There was actually a fairly big story in health care policy news this week. There’s a reasonable chance you missed it, what with the Penn State issue and Rick Perry’s imploding campaign. Oh, and the fact that major media outlets basically buried the story. Short version: the DC Circuit Court of Appeals upheld the national mandate in an opinion written by a Reagan appointee that basically throws down the guantlet in making the case why even conservative jurists should find this constitutional.
First, Steve Benen on the lack of media coverage. To summarize, he’s got some nice data showing that the decisions upholding the ACA get way shorter stories, but more importantly, almost always get buried in the paper. He then takes on the possible reasons for this:
The trend, in other words, continues: conservative rulings receive more coverage, longer articles, and better placement, regardless of merit. TheWashington Post continues to be the most one-sided — the three conservative rulings were all treated as front-page news, while the five rulings in support of the law were either buried or ignored…

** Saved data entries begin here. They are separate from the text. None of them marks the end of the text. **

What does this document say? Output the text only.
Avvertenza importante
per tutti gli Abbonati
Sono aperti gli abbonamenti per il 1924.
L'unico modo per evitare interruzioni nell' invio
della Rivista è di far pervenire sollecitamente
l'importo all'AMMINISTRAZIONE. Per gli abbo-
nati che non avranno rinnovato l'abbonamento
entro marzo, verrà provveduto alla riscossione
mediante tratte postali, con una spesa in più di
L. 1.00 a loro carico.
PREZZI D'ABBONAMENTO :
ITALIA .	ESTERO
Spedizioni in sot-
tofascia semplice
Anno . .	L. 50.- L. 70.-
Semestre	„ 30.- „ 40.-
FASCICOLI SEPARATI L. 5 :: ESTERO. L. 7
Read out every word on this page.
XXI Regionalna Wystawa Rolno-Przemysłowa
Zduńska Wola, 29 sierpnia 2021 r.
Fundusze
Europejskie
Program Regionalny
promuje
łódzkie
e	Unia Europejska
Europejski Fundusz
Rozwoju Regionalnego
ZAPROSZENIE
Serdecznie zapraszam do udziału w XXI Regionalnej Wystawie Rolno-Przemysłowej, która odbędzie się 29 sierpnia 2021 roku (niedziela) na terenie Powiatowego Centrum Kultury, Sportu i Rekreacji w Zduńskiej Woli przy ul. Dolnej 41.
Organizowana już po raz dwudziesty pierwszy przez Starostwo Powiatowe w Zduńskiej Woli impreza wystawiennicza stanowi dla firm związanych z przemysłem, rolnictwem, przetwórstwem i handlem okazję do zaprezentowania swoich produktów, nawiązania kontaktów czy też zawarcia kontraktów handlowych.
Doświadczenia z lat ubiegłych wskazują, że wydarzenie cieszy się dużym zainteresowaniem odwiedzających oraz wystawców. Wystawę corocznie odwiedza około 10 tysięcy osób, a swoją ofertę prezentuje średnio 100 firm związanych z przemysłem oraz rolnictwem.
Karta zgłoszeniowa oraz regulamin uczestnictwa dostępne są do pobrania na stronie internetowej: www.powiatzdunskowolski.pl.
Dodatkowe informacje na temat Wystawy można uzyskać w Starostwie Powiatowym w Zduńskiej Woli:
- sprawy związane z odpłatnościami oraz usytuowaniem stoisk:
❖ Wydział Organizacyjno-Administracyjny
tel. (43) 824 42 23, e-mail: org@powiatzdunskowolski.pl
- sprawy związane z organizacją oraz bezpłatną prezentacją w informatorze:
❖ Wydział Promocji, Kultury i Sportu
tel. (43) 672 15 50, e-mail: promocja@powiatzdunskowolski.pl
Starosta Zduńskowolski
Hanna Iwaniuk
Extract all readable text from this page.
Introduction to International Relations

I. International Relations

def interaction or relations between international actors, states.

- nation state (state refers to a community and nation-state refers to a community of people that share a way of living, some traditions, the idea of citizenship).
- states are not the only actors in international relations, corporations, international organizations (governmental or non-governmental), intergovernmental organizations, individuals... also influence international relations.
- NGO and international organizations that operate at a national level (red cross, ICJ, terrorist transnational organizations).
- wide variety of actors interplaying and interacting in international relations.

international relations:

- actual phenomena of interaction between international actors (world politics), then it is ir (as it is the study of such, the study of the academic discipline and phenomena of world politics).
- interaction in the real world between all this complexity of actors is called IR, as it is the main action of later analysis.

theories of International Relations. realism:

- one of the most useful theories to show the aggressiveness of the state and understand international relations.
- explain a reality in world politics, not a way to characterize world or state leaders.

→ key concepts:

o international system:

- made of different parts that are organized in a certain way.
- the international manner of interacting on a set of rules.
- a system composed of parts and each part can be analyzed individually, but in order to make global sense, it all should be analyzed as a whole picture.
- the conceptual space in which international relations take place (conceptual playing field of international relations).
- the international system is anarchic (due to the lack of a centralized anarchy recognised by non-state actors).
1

The better argument is that rulings upholding the law maintain the status quo, which almost by definition, makes them less noteworthy. This is not without merit, but there are implications associated with this.
The news-consuming public doesn’t necessarily follow the details of these legal developments, and Americans find important what the media tells them is important. With that in mind, it seems very likely the public has been left with the impression that the health care law is legally dubious and struggling badly in the courts because that’s what news organizations have told them to believe [emphasis mine]— rulings the right likes get trumpeted; rulings the left likes get downplayed.
But I thought the liberal media was simply carrying water for Obama! This isn’t “conservative media bias,” this is just dumb and irresponsible media bias (what most of it actually is).
Meanwhile, in Slate, Simon Lazarus explains just why this decision was so important (and therefore deserved much more coverage).
Senior Judge Laurence Silberman, a Reagan appointee writing for himself and Carter appointee Harry Edwards, directly confronted the challenge to the individual mandate, and rejected it outright. That’s a formidable statement from a conservative icon—and a warning shot to the justices of the Supreme Court.
Silberman boasts a history of service to Republican presidents and conservative causes unmatched by any member of any court, including the current Supreme Court…
His opinion is not equivocal: He openly scorns the Affordable Care Act’s opponents as unable to “find real support [for their case] in either the text of the Constitution or Supreme Court precedent.” [emphasis mine] And while Silberman’s vote for upholding the mandate took most media observers off guard, it is neither isolated nor necessarily surprising. Until the ACA neared enactment in late 2009, almost all mainstream legal conservatives had—for nearly six decades—endorsed the post-New Deal Supreme Court’s consistent deference to legislators’ judgments about how best to regulate the national economy.
Anyway, more really good stuff in there. This really was a very important opinion that received shamefully little media coverage. Of course, the media can now simply say, well, none of this matters because we know it all depends upon the Supreme Court, but Lazarus makes the case that this matters for what the Supreme Court does:
In sum, as the conservative justices brace for their turn in the health reform wars, they are receiving pointed recommendations—from their own side of the political and ideological spectrum—to leave this battlefield to politicians and voters. As Silberman notes, deflecting still another factoid often emphasized by ACA opponents, whether Americans can be required to purchase a product or service seems “a political judgment rather than a recognition of constitutional limitations.”
If Lazarus is right, the Affordable Care Act will be held up by more (and damn well should be) than just a 5-4 decision.